The Hubble, launched into orbit on April 24, 1990, has since been one of the greatest tool for the world's astronomers. For example, it played a key role in discovering that the universe, driven by a mysterious force called dark energy , is expanding at an ever accelerating rate.
Hubble also has been critical in helping scientists discover that most of the known galaxies in the universe contain massive black holes.
Some of the discoveries credited to Hubble during its 20 years in orbit are so important that academics had to revise astronomy textbooks. Many of those resulted from deep photographs of the universe taken from Hubble, along with its captured images of the birth and death of stars.
NASA also credits the telescope with helping scientists calculate that the universe is 13.7 billion years old.

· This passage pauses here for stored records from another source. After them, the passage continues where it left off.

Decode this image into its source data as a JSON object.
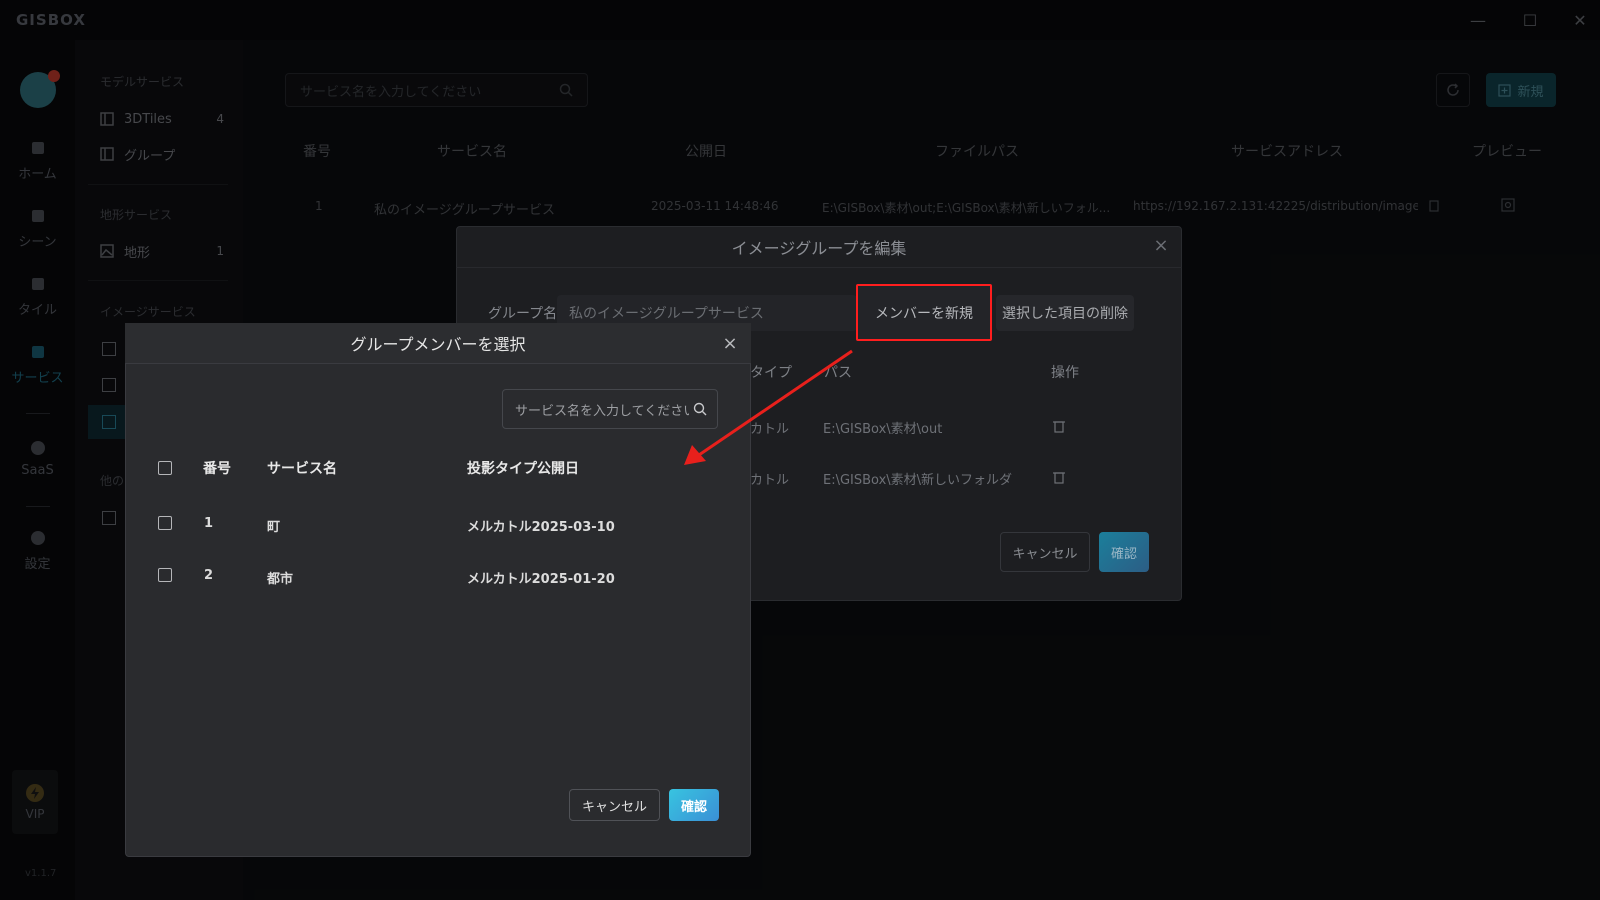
{
  "app": {
    "logo": "GISBOX"
  },
  "window_controls": {
    "minimize": "—",
    "maximize": "☐",
    "close": "✕"
  },
  "rail": {
    "items": [
      {
        "label": "ホーム",
        "icon": "home-icon"
      },
      {
        "label": "シーン",
        "icon": "scene-icon"
      },
      {
        "label": "タイル",
        "icon": "tile-icon"
      },
      {
        "label": "サービス",
        "icon": "service-icon",
        "active": true
      },
      {
        "label": "SaaS",
        "icon": "lock-icon"
      },
      {
        "label": "設定",
        "icon": "gear-icon"
      }
    ],
    "vip": "VIP",
    "version": "v1.1.7"
  },
  "sidebar": {
    "model_header": "モデルサービス",
    "model_items": [
      {
        "label": "3DTiles",
        "count": "4"
      },
      {
        "label": "グループ",
        "count": ""
      }
    ],
    "terrain_header": "地形サービス",
    "terrain_items": [
      {
        "label": "地形",
        "count": "1"
      }
    ],
    "image_header": "イメージサービス",
    "other_header": "他の"
  },
  "main": {
    "search_placeholder": "サービス名を入力してください",
    "new_button": "新規",
    "columns": [
      "番号",
      "サービス名",
      "公開日",
      "ファイルパス",
      "サービスアドレス",
      "プレビュー"
    ],
    "rows": [
      {
        "no": "1",
        "name": "私のイメージグループサービス",
        "date": "2025-03-11 14:48:46",
        "path": "E:\\GISBox\\素材\\out;E:\\GISBox\\素材\\新しいフォル...",
        "address": "https://192.167.2.131:42225/distribution/image/w..."
      }
    ]
  },
  "edit_dialog": {
    "title": "イメージグループを編集",
    "group_label": "グループ名",
    "group_value": "私のイメージグループサービス",
    "add_member_button": "メンバーを新規",
    "delete_selected_button": "選択した項目の削除",
    "columns": [
      "タイプ",
      "パス",
      "操作"
    ],
    "rows": [
      {
        "type": "カトル",
        "path": "E:\\GISBox\\素材\\out"
      },
      {
        "type": "カトル",
        "path": "E:\\GISBox\\素材\\新しいフォルダ"
      }
    ],
    "cancel": "キャンセル",
    "confirm": "確認"
  },
  "select_dialog": {
    "title": "グループメンバーを選択",
    "search_placeholder": "サービス名を入力してください",
    "columns": [
      "番号",
      "サービス名",
      "投影タイプ公開日"
    ],
    "rows": [
      {
        "no": "1",
        "name": "町",
        "proj_date": "メルカトル2025-03-10"
      },
      {
        "no": "2",
        "name": "都市",
        "proj_date": "メルカトル2025-01-20"
      }
    ],
    "cancel": "キャンセル",
    "confirm": "確認"
  },
  "colors": {
    "highlight": "#ff1e1e",
    "accent": "#38c4e0",
    "dialog_bg": "#2a2b2e"
  }
}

Malcolm Niedner, NASA's observatory project scientist for the Hubble Space Telescope, told Computerworld today that Hubble's most important work may still be ahead of it.
"It's still incredibly exciting and rewarding," said Niedner. "It's stronger now than ever before. It has more scientific capability than ever before -- Hubble is still cutting edge."
NASA said its future plans for Hubble include collecting data about distant star formations, as well as about galaxies at the edge of the universe.
Niedner noted that the telescope will also continue peering back into cosmic history and the most distnt universes.
Last fall, Hubble snapped panoramic, full-color images that astronomers have used to see galaxies as they were billions of years ago. By early this year, those images had been stitched together to show 7,500 galaxies stretching back through most of the universe's history.
The telescope can take on additional projects because of updates installed there by the crew of NASA's space shuttle Atlantis when it landed there there in the spring of 2009. The astronauts replaced all six of the Hubble's gyroscopes and all six of its batteries, along with a computer unit that had failed in the fall of 2008.